I'm in trouble with data generation from spark to cassandra using dse 4.5.3
I have a cluster of 8 nodes ( pretty powerfull nodes ) and I want to generate some test data from spark.
My spark job is reading 5M of rows from a cassandra table (it represents one day of data), then is caching them in memory ( 32 GB per Node of Mem, so no problem ) and finally save them n-times in an other cassandra table, to simulate more days of data.
val table = sc.cassandraTable[RecordData]( "data", "one_day" ).cache
val firstDate = table.first.gets_dt_tm
val start = 1
val end = 10
for(i <- start to end){
table.map(row => {
//modify row to increment row timestamp day according to i
java.lang.Thread sleep 2
row
}).saveToCassandra("data","ten_days")
}
I put also a sleep to slow down the write process, but it didn't help. The problem is that in my cluster I get a lot of hints and I'm forced to repair nodes continuously. Keep in mind that I need to generate 600 days of data.
This is the structure of my table
CREATE TABLE ten_days(
YEAR int,
MONTH int,
DAY int,
ID decimal,
... other fields
S_DT_TM timestamp,
PRIMARY KEY ((ID,C_TRX_REF),YEAR,MONTH,DAY,S_DT_TM));
ID and C_TRX_REF are a unique key inside a single day but not across multiple days. The distinct count of (ID,C_TRX_REF) is 5M.
S_DT_TM is a timestamp with second resolution so it's not unique in my dataset.
Why spark write to cassandra is generating hints ? Do you need more info ? What are the best practices to write millions of rows to cassandra from spark ?
Thanks
The sleep in your statement is most likely not actually slowing down the execution of this query. Since the operations are applied on a per partition basis, my guess would be that the sleep simply pauses before an entire partition begin's being written.
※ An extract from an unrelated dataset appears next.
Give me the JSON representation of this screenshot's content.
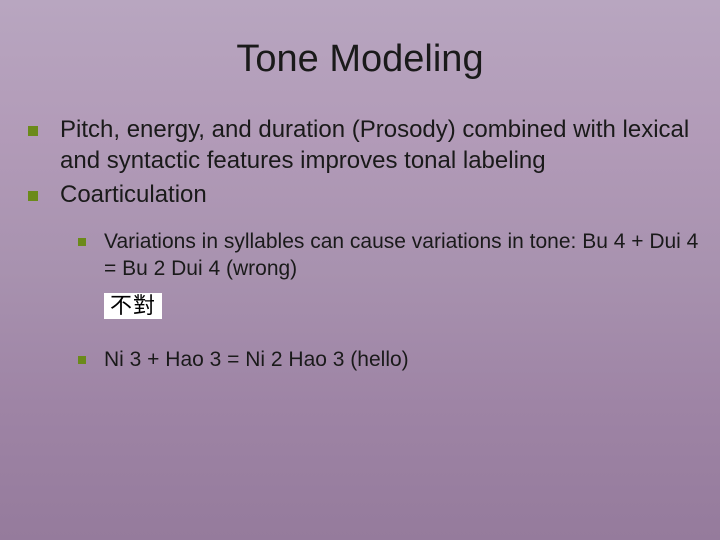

For the real issue. The only reason that you will be generating hints is if one of your nodes is unable to keep up with the amount of data being written by your spark job. It means that a node was unreachable during the execution of the mutation so the coordinating node saved a serialized copy of the mutation for when the unreachable node came back online. You can throttle down the batch size to lower the amount of concurrent writes using
or
https://github.com/datastax/spark-cassandra-connector/blob/master/doc/5_saving.md
But you can most likely better increase your throughput by making sure all of your harddrives in you cluster are on SSD's and that the commitlog/spark directories are all also on SSDs.